Em contraste, a representante do RNM tinha-se referido simplesmente à "importância" do catolicismo para alguns membros da sua comunidade numa conferência de imprensa em Roma, a 28 de Março. No entanto, a viagem da delegação do RNM - ao contrário da do FMM - foi organizada pela Conferência Canadense de Bispos Católicos.

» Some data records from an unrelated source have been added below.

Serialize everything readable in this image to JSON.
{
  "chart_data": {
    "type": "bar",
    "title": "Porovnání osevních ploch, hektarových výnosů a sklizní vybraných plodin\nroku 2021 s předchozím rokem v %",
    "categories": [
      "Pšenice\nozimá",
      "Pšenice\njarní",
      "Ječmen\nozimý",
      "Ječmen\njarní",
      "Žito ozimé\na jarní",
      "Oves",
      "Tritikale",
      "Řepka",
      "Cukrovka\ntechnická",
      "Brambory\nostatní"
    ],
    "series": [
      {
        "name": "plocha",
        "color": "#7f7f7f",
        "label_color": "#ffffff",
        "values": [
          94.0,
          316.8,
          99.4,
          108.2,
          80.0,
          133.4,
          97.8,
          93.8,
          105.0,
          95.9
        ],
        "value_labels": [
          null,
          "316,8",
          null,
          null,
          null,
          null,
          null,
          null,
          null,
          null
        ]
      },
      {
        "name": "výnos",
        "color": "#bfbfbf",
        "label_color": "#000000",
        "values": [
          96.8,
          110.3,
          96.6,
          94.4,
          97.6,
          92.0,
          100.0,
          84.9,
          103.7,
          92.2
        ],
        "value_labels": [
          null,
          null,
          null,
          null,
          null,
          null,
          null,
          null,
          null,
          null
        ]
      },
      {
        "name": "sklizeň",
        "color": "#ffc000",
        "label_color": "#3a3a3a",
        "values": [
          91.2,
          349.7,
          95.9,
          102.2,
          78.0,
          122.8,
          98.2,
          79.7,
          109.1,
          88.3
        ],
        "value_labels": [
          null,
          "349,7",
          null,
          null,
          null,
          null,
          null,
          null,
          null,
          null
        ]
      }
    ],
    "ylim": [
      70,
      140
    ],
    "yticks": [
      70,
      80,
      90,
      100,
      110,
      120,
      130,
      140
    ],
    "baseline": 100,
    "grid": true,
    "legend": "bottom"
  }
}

O Papa nas pegadas de Louis Riel?
O povo Métis é uma nação semi-aborígene que existia antes da criação do Canadá. Residindo principalmente nas pradarias centrais, nasceram da mistura de mulheres indígenas - dos povos Cree, Ojibwe, Saulteaux ou Dene - e de caçadores franceses e mais tarde ingleses ou escoceses. O sentimento Métis de pertença coletiva foi formado sob a influência de figuras como Louis Riel, um general católico francófono que resistiu à expansão canadense no final do século XIX.
Durante a audiência, David Chartrand pediu ao pontífice que viesse a Manitoba durante a sua viagem para abençoar a sepultura de Louis Riel. Ele disse que era um homem que "deu tudo, não só pelo povo Métis mas também pela Igreja". Louis Riel, embora um líder em tempo de guerra, era famoso por não andar armado mas apenas com um crucifixo. O seu misticismo - que se transformou em loucura no final da sua vida - foi, contudo, condenado pela Igreja como uma deriva herética, embora o líder se tenha reconciliado com Roma pouco antes de ser executado.
Compreensão se o Papa não vier
Por enquanto, Manitoba não está entre os destinos que foram mencionados nos meios de comunicação canadenses para a visita do pontífice. Uma viagem de quatro dias teria três paradas em Edmonton (Ontário), Quebec e Iqaluit (Nunavut, território Inuit). Embora o pontífice tenha expressado o seu desejo de viajar para o Canadá para o Dia de Santa Ana a 26 de Julho, por enquanto não foi feito nenhum anúncio oficial da viagem pela Santa Sé.
David Chartrand disse estar consciente de que o pontífice não podia ir a todo o lado, especialmente por causa da sua saúde. "Se ele não puder vir, aceitaremos as suas desculpas e encontramo-nos com ele onde quer que vá", disse ele, sublinhando as vantagens da sua região do "Rio Vermelho", devido à presença da maior população indígena.